Кафедра еще некоторое время гудела. Когда шум затих, Флягин посмотрел на часы и спросил:
— Кто еще хочет высказаться?
— С тем же результатом? — съехидничал Маркин. — Боюсь, вы останетесь без сотрудников.
— Я же сказал, что готов извиниться. В случае с Семеном Петровичем я был не прав.
Я подняла руку:
— Можно мне?
— Пожалуйста, Нина Игнатьевна.
— Я тоже принадлежу к тем, кто против мелочной опеки. Слов нет, дисциплина важна, но важней дисциплины дух коллектива. Это хорошо понимал Антон Семенович Макаренко, воспитывая малолетних преступников. Этого не понимает профессор Флягин, берущийся воспитывать педагогов. Любой воспитатель должен учитывать, с каким коллективом он имеет дело. И в любом случае нельзя оскорблять людей. Если вы надеетесь, что я тоже подам заявление об уходе, то напрасно. Вам придется самому меня уволить.
Я села. Флягин сидел, опустив голову. Внезапно он ею встряхнул, как бы прогоняя сомнения, и спросил:
— Кто еще хочет высказаться?
Никто не хотел.
— Если желающих нет, заседание кафедры считаю закрытым, — сказал Флягин и вышел.
Итак, война была объявлена. Оставалось ждать дальнейших событий.
Семен Петрович в тот же день написал заявление об уходе, но мы его уговорили не подавать. Мало ли как может обернуться дело. Уйдет Флягин, или его не утвердят. Пока что конкурса он не проходил (какие-то формальности этому мешали). И что, в конце концов, важнее: один самодур или коллектив, в котором ты работал много лет? Семен Петрович, ворча, согласился, что коллектив важнее, и заявление разорвал.
Наступило временное затишье. Флягин поубавил резвости в своих начинаниях, как будто что-то обдумывал, ниже склонял голову над столом, реже подавал голос. На кафедре было невесело…
У меня с ним с первого же дня сложились отношения самые гнусные. Ни я, ни он этого не скрывали. Бывает антипатия физиологическая — именно такую я испытывала к Виктору Андреевичу. Попросту находиться с ним в одной комнате мне уже было невыносимо.
Особенно это усилилось после того, как Флягин добрался до моей «комиссии по наследию». Изучая с усердием, достойным лучшего применения, протоколы заседаний, кафедры, он вычитал там, что я возглавляю эту комиссию, и сразу же потребовал от меня отчета. Я стояла возле его стола.
— Садитесь, — с учтивостью вурдалака сказал Флягин.
— Ничего, я постою.
Тогда он тоже встал.
— Доложите о положении дел с научным наследием, — сказал он со своей кашей во рту.

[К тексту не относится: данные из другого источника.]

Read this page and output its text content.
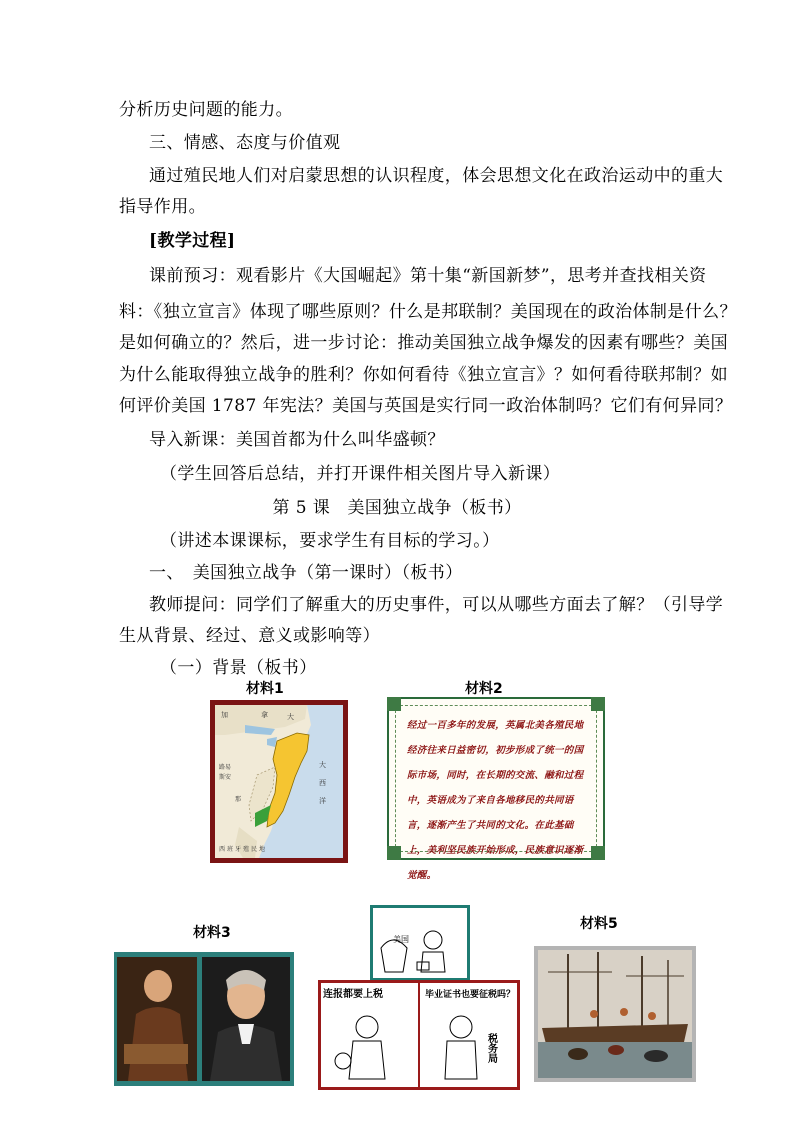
分析历史问题的能力。
三、情感、态度与价值观
通过殖民地人们对启蒙思想的认识程度，体会思想文化在政治运动中的重大
指导作用。
[教学过程]
课前预习：观看影片《大国崛起》第十集“新国新梦”，思考并查找相关资
料：《独立宣言》体现了哪些原则？什么是邦联制？美国现在的政治体制是什么？
是如何确立的？然后，进一步讨论：推动美国独立战争爆发的因素有哪些？美国
为什么能取得独立战争的胜利？你如何看待《独立宣言》？如何看待联邦制？如
何评价美国 1787 年宪法？美国与英国是实行同一政治体制吗？它们有何异同？
导入新课：美国首都为什么叫华盛顿？
（学生回答后总结，并打开课件相关图片导入新课）
第 5 课　美国独立战争（板书）
（讲述本课课标，要求学生有目标的学习。）
一、　美国独立战争（第一课时）（板书）
教师提问：同学们了解重大的历史事件，可以从哪些方面去了解？（引导学
生从背景、经过、意义或影响等）
（一）背景（板书）
材料1
加	拿	大
路 易
斯 安
那
西 班 牙 殖 民 地
大
西
洋
材料2
经过一百多年的发展，英属北美各殖民地经济往来日益密切，初步形成了统一的国际市场，同时，在长期的交流、融和过程中，英语成为了来自各地移民的共同语言，逐渐产生了共同的文化。在此基础上，美利坚民族开始形成，民族意识逐渐觉醒。
材料3	美国
连报都要上税	毕业证书也要征税吗？
税务局
材料5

Кратко и нарочито медленно я сообщила о положении дел: рукописи почти все прочтены, приведены в порядок.
— Сколько нужно времени на то, чтобы закончить эту работу?
— Недели две.
— Недели две — это не срок.
— Две недели.
— Хорошо. Через две недели мы вас заслушаем на кафедре.
Он что-то занес в записную книжку, близко и слепо поднесенную к глазам.

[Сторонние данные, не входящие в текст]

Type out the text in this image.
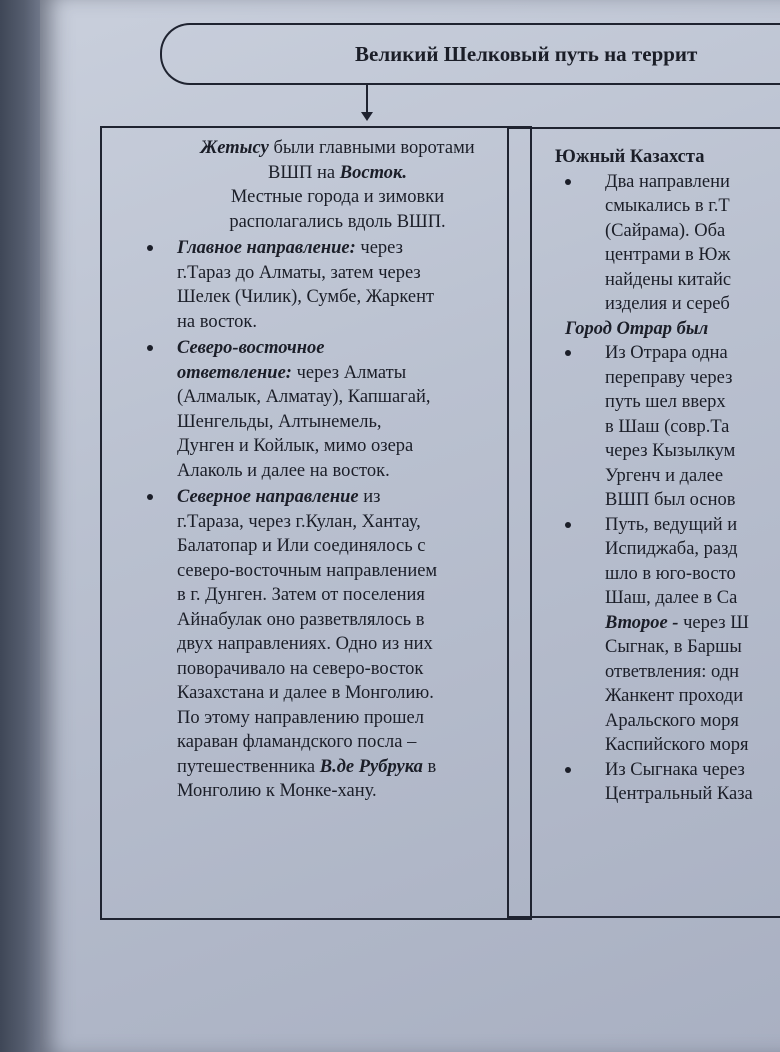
Великий Шелковый путь на террит
Жетысу были главными воротами
ВШП на Восток.
Местные города и зимовки
располагались вдоль ВШП.
Главное направление: через
г.Тараз до Алматы, затем через
Шелек (Чилик), Сумбе, Жаркент
на восток.
Северо-восточное
ответвление: через Алматы
(Алмалык, Алматау), Капшагай,
Шенгельды, Алтынемель,
Дунген и Койлык, мимо озера
Алаколь и далее на восток.
Северное направление из
г.Тараза, через г.Кулан, Хантау,
Балатопар и Или соединялось с
северо-восточным направлением
в г. Дунген. Затем от поселения
Айнабулак оно разветвлялось в
двух направлениях. Одно из них
поворачивало на северо-восток
Казахстана и далее в Монголию.
По этому направлению прошел
караван фламандского посла –
путешественника В.де Рубрука в
Монголию к Монке-хану.
Южный Казахста
Два направлени
смыкались в г.Т
(Сайрама). Оба
центрами в Юж
найдены китайс
изделия и сереб
Город Отрар был
Из Отрара одна
переправу через
путь шел вверх
в Шаш (совр.Та
через Кызылкум
Ургенч и далее
ВШП был основ
Путь, ведущий и
Испиджаба, разд
шло в юго-восто
Шаш, далее в Са
Второе - через Ш
Сыгнак, в Баршы
ответвления: одн
Жанкент проходи
Аральского моря
Каспийского моря
Из Сыгнака через
Центральный Каза
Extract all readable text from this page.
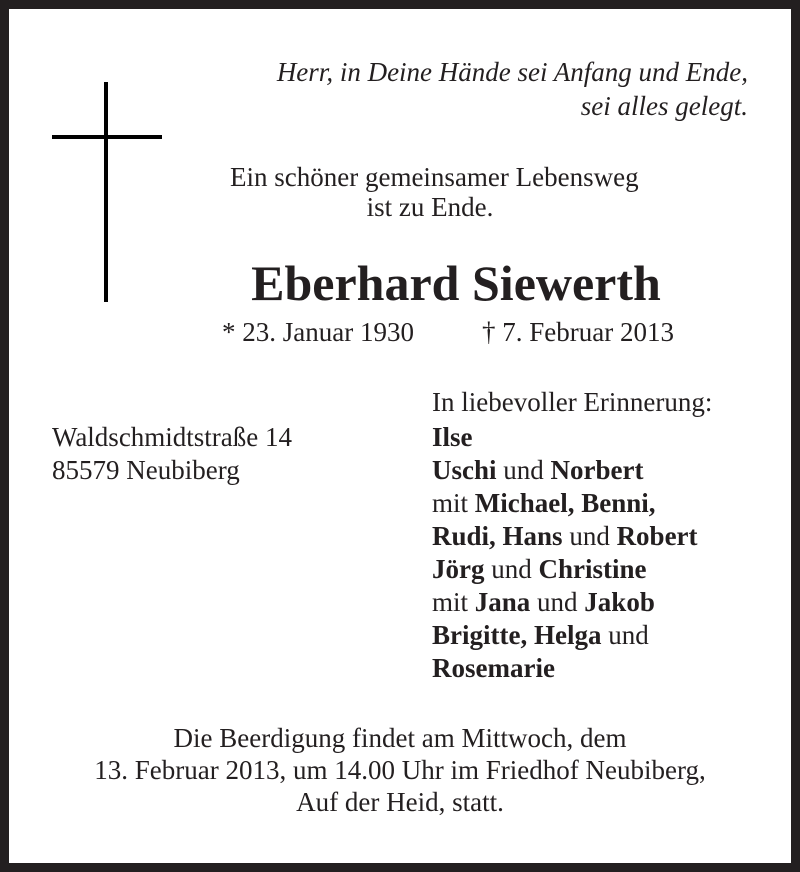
Herr, in Deine Hände sei Anfang und Ende,
sei alles gelegt.
Ein schöner gemeinsamer Lebensweg
ist zu Ende.
Eberhard Siewerth
* 23. Januar 1930	† 7. Februar 2013
In liebevoller Erinnerung:
Waldschmidtstraße 14
85579 Neubiberg
Ilse
Uschi und Norbert
mit Michael, Benni,
Rudi, Hans und Robert
Jörg und Christine
mit Jana und Jakob
Brigitte, Helga und
Rosemarie
Die Beerdigung findet am Mittwoch, dem
13. Februar 2013, um 14.00 Uhr im Friedhof Neubiberg,
Auf der Heid, statt.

Итак, пришло время отчитываться… Но не могла же я на заседании кафедры под председательством Флягина, при его скверной улыбке сказать правду — что никакого научного наследия не оказалось! Нет уж. Пришлось мне спешно заканчивать мое «изделие»…
Я просидела над ним несколько ночей и два выходных. Получилось не так-то уж плохо. Нормальная научная работа, даже, пожалуй, с идеей. Можно поверить, что его. Я переписала ее в старомодной манере Энэна (это еще и тем было удобно, что страниц оказалось примерно вчетверо больше), перепечатала на машинке, вписала формулы. Присоединила к этому ранее отобранные и подготовленные материалы. Ну что ж, с этим, в конце концов, можно было и выступить…

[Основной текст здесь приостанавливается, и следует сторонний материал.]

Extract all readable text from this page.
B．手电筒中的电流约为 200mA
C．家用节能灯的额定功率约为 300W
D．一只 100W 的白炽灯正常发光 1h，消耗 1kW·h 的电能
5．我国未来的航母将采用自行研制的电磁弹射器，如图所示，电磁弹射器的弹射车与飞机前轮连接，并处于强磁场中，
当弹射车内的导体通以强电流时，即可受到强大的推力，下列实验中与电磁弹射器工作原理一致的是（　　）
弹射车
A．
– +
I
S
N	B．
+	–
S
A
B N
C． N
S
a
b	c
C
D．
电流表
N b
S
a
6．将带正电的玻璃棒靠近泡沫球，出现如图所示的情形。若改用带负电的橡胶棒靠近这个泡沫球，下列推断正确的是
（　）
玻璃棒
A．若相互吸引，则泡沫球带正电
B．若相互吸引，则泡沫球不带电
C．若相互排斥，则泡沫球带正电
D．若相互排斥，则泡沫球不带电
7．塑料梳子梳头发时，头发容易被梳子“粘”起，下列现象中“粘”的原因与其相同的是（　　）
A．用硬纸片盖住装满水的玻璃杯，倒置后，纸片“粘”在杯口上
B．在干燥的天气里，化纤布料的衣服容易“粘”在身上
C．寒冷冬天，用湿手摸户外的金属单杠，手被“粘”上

Волновалась я перед докладом неумеренно. Впрочем, это не помешало мне схулиганить — снять с руки часы, со стуком положить их на стол и сказать: «Не будем терять время». Раздалось хихиканье. Я докладывала кратко, по возможности четко.
Меня удивил Флягин. Оказывается, готовясь к этому заседанию, он не поленился изучить все (по крайней мере, главные) завалишинские работы. Это видно было из его вопросов. Принимая во внимание его черепаший темп, это было одним из геракловых подвигов.
— Ну-ка дайте сюда, — сказал он мне, когда я кончила. Я подала ему все три рукописи. Первую — настоящую энэновскую, которую я пыталась освежить, перейдя к новым обозначениям. Вторую — подредактированные размышления Николая Николаевича о высшем образовании. Наконец третью — мое «изделие»…
Флягин погрузился в них усердно и низко. Согбенность позы как бы подчеркивала усердие. Удивительно, но другими обозначениями провести его не удалось. Он сказал:
— Ничего нового. Опубликовано в таком-то году в таком-то журнале. Интереса не представляет.
— Позвольте, в этом новом варианте рассмотрен более общий случай, не при таких жестких ограничениях…
— Интереса не представляет, — повторил он. В сущности, он был прав, но противен мне до того, что это меня ослепляло.
— Предлагаю включить статью в посмертный сборник, — упрямо сказала я. — Все мы смертны, — прибавила я с дурацкой многозначительностью.
Он поднял на меня невыразительные серо-голубые глаза и ухмыльнулся:
— Не возражаю. Можете включать под этим предлогом.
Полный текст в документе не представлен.